At least 112 people were killed and more than 200 were wounded, according to Health Ministry officials. Twisted hulks of vehicles blocked the bloodstained main street in Kazimiyah’s Oruba Square.
Al-Qaida’s leader in Iraq, Abu Musab al-Zarqawi, purportedly declared “all-out war” on Shiite Arabs, Iraqi troops and the government in an audiotape posted yesterday on an internet site known for carrying extremist Islamic content.
The al-Zarqawi tape was a clear attempt, coming on the heels of the attacks, to create a climate of fear, sow deeper sectarian discord and scare Iraqis away from the October 15 referendum on a new constitution.
Iraqi forces arrested two insurgents in connection with the Kazimiyah bombing, one of them a Palestinian and the other a Libyan, Iraqi television quoted Prime Minister Ibrahim al-Jaafari as saying.
Al-Jaafari also said the suicide bomber was a Syrian, without offering any details how the identification was made so quickly.
The bloodshed came as US and Iraqi forces pressed their offensive aainst insurgents in the northern city of Tal Afar and along the Euphrates River valley, striking hard at what officials have said were militants sneaking across the border from Syria.
Al-Qaida in Iraq said in a web posting that it launched the attacks, some less than 10 minutes apart, in response to the Tal Afar offensive, which began on Saturday.
“To the nation of Islam, we give you the good news that the battles of revenge for the Sunni people of Tal Afar began yesterday,” said the al Qaida statement posted on a militant website. Its authenticity could not be confirmed.
The audiotape was posted later yesterday. The speaker, introduced as al-Zarqawi, a Jordanian, said his militant forces would attack any Iraqi they believe has co-operated with the Tal Afar offensive.

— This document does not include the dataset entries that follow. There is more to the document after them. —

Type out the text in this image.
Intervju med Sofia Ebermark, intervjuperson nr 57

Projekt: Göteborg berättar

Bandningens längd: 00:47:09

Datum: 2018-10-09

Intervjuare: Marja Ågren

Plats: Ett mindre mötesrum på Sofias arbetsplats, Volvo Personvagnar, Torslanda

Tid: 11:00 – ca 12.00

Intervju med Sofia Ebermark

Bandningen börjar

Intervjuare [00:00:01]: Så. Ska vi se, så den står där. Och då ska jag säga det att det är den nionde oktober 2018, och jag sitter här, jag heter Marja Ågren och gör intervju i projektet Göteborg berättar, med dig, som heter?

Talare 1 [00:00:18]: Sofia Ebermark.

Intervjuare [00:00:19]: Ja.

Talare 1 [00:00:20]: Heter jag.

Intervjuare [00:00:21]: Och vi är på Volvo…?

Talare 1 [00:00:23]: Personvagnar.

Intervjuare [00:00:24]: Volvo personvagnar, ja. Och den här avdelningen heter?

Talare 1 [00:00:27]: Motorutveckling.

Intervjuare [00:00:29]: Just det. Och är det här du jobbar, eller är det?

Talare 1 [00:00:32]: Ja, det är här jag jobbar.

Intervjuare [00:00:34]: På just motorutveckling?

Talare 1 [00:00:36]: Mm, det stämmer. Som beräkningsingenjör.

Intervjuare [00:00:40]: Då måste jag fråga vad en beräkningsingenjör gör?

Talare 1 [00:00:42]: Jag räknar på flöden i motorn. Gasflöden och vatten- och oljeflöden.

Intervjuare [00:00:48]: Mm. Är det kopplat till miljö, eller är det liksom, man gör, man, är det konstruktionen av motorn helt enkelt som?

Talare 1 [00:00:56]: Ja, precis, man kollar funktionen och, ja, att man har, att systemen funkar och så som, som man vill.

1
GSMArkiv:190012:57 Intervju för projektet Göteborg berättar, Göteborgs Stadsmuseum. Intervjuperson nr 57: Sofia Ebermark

“If proven that any of Iraq’s national guards, police or army are agents of the Crusaders, they will be killed and his house will demolished or burned - after evacuating all women and children – as a punishment,” the speaker said.
A spokesman for the influential Sunni Association of Muslim Scholars condemned Zarqawi’s threats, and said he was trying to foment civil war between Sunnis and Shiites.
“Zarqawi speaks from the position of revenge,” Muhammed Bashar Faidi, a spokesman for the group, said on Al-Arabiya television yesterday. “This position by Zarqawi is aimed at provoking sectarian war, but if he wants a war he should fight the occupation forces and not innocents.”
In addition yesterday, attackers killed 17 men – including Iraqi drivers and construction workers for the US military – in a Sunni village north of Baghdad before dawn.
That raised the death toll in and around the capital yesterday to 177. A senior Health Ministry official said 570 people were wounded in all.
At least six attacks targeted US forces, Iraqi authorities said. The US military said there were four direct attacks on Americans, with 10 soldiers wounded. No US deaths were reported.
Speaking before al-Qaida’s claim of responsibility, a senior American military official forecast the claim, saying he believed the rash of bombings was in retaliation for Tal Afar.
The officer said the Tal Afar sweep had damaged the insurgency, which he said was made up of about 20% foreign fighters.
A gunfight between insurgents and paramilitary police broke out in the capital’s southern neighbourhood of Saydiya. One policeman was killed and another wounded, a spokesman said.
Police found the bodies of seven unidentified men in various parts of the capital. All had their hands tied and were blindfolded.
In northern Baghdad, police said they found the body of a policeman who had been handcuffed and shot in the head.
In Baqouba, one policeman was killed and three injured in separate attacks by insurgents using mortars and small-arms fire.